Posted on by Stephen

How to get your LPA up and running.

If you’re in Scotland the laws haven’t changed and if you’re in Northern ireland, then Enduring Power of Attorney decisions still apply.

Firstly, the person giving away the power (the donor) needs to be at least 18 years of age. They need to have their mental capacity intact when they complete the document. The attorney (the person receiving the power) must be appointed in an approved manner as described by the Mental Capacity Act (MCA); it must be completed in the format requested and must be registered with the Public Guardian.

Your attorney must also be over eighteen when they act, not bankrupt or subject to an interim bankruptcy order. They should be trustworthy and not have any conflicts of interest with the donor.

Two or more attorneys should be appointed, although you can appoint just one. One gives the risk of financial abuse a much higher chance.

They attorneys can act jointly where they all have to make the joint decisions. They can also act (the most favoured route) jointly and severally. It is more flexible and has more risk than jointly only as any of the attorneys can do their financial work involved on their own as they can act independently.

A new use of the LPA is that some actions can be settled joinly with others being actioned jointly and severally, as decided by the donor at the outset. This could lead to confusion and we can’t see how the banks could cope with this!

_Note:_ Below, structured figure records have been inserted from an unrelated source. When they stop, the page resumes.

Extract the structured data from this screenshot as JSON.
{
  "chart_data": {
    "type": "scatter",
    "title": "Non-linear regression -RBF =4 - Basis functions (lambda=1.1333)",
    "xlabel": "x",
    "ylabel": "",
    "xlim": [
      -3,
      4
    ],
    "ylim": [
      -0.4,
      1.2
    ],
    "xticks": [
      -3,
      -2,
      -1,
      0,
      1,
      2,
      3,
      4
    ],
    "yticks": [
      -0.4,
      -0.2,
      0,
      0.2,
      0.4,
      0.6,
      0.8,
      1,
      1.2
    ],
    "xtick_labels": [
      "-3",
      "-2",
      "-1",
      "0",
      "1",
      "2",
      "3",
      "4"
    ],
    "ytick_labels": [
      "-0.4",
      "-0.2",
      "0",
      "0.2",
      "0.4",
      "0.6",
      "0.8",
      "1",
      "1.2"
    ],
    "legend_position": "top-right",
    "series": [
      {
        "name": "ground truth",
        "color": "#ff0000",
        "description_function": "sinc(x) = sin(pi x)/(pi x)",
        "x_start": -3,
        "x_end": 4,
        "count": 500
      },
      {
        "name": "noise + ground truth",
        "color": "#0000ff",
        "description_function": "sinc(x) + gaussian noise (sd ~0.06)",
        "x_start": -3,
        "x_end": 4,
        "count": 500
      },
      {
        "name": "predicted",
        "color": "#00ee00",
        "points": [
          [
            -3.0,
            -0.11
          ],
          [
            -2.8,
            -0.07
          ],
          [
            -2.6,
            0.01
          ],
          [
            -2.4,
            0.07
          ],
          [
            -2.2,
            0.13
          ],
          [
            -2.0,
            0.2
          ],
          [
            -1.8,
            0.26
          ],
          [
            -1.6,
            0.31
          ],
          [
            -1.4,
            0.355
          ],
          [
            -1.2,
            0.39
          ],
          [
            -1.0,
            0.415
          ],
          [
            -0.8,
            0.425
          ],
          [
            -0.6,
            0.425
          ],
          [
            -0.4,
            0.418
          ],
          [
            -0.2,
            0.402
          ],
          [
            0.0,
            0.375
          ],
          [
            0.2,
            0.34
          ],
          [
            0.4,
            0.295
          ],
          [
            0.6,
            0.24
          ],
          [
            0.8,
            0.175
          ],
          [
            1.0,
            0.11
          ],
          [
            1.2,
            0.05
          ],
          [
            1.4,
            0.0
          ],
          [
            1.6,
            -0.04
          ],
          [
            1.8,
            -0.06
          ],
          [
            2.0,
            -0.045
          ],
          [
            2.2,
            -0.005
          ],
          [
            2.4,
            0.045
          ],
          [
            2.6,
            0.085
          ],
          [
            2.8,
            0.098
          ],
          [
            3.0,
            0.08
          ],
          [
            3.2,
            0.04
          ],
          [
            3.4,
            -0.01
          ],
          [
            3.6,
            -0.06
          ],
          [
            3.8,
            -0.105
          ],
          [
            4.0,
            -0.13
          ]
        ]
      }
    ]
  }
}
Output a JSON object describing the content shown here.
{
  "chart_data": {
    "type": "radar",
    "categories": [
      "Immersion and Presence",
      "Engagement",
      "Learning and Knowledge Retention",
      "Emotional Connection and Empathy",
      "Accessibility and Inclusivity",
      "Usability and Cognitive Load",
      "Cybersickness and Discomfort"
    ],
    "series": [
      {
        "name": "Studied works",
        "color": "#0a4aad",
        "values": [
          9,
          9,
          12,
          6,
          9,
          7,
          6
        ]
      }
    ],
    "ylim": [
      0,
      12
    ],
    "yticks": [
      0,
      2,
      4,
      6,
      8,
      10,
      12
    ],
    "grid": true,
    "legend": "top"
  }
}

Advisers from LSUK will always warn about the risks associated to all different kinds of appointments. For example, if acting jointly, what happens if one attorney is made bankrupt or dies first – this terminates the LPA as those listed can’t all act jointly.

Ending a marriage or a civil partnership would also end the LPA relationship between donor and attorney.

Luckily, the new LPAs allow you to appoint a substitue, so sitting on the bench is worthwhile after all.